Do Scholarship Top-Scorers Really Outperform Others?
While the sustained satisfying performance of high-scoring scholarship students is a positive observation, it could well be the case that all students in these schools—irrespective of scholarship exam performance—do well at the A-Level exam, given that they are placed in the most prestigious schools in Sri Lanka. This indeed appears to be the case: Figure 3 compares average A-Level exam performance in 2017 between scholarship exam top scorers and low scorers, or those who scored well below the cutoff mark,in the 10 schools accommodating the largest number of students. As can be seen, there is no significant difference in the average shares of university qualifying students between the two student groups, particularly in the Colombo-based schools. In fact, in one Colombo school, the share of scholarship exam top performers who subsequently qualified for university is lower than the corresponding share among scholarship exam low performers.
The fact that many high scoring scholarship students continue to do well at their A-Levels, nine years on, across subject streams and income levels, is uplifting. This observation, however, does not necessarily support the argument that the scholarship exam identifies the most intelligent students; in the sample of schools considered, even those who do not score top marks in grade five, subsequently perform well at the A-Levels. It is possible that students who enter good schools from grade one itself put less effort into performing well at the scholarship exam since they have less of a need to do so. Another explanation is that access to high-quality education in urban privileged schools, and to tuition classes in surrounding areas, enable students to do well at the A-Levels, irrespective of performance at the scholarship exam. The importance of the scholarship exam is, therefore, to provide opportunities to rural disadvantaged students to enter such good schools for secondary education.

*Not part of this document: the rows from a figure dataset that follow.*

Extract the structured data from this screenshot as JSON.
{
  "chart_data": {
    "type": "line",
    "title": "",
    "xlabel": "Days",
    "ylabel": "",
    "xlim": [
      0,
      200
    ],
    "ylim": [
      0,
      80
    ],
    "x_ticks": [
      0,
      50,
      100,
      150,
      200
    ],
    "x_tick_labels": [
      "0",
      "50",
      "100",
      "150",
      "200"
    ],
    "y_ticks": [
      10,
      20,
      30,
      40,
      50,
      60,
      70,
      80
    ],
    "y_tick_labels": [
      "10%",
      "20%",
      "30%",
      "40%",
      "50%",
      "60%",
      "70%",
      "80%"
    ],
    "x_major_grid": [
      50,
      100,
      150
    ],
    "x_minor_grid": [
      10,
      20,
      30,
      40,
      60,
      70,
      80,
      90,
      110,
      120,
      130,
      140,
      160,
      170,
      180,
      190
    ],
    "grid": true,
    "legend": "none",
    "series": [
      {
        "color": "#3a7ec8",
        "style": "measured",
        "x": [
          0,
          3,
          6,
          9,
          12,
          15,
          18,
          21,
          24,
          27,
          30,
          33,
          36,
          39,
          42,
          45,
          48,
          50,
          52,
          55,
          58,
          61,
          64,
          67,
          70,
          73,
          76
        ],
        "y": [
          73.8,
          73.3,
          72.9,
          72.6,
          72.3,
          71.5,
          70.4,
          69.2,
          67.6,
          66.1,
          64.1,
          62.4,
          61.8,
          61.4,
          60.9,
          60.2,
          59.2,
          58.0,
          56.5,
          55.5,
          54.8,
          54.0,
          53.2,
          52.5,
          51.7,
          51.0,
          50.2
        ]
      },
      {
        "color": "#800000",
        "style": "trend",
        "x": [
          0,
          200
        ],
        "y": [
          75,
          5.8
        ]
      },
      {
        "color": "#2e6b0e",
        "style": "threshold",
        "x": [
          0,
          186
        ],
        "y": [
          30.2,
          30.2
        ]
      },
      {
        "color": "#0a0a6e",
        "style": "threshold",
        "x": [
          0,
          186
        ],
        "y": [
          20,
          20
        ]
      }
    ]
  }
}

In this context, the fact that only around 20% of students do get a chance to enter such schools based on the scholarship exam, as noted in the previous IPS blog, is a pity. This number should be increased by providing more quotas for scholarship holders to enter good schools. This will have to be taken into account during the grade one admission stage and in interim grades, in addition to the current practice of increasing the number of classes from grade six onwards in several large national schools. Another essential and more long-term option is to improve the quality of education in more schools—particularly those in rural areas—so that more students have access to better-quality education.
Moreover, as practiced several decades ago under the Central School system, it is important to consider reestablishing high-quality distinct primary and secondary schools, as opposed to the current system, where a majority of good schools are ‘all-through’ schools, offering education from grades one to 13. All graduating students from primary schools will then have a fair chance of gaining admission to good secondary schools, based on scholarship exam performance, rather than having to compete for a few spaces in all-through schools, where many students gain automatic entrance from grade one, based largely on locational advantage.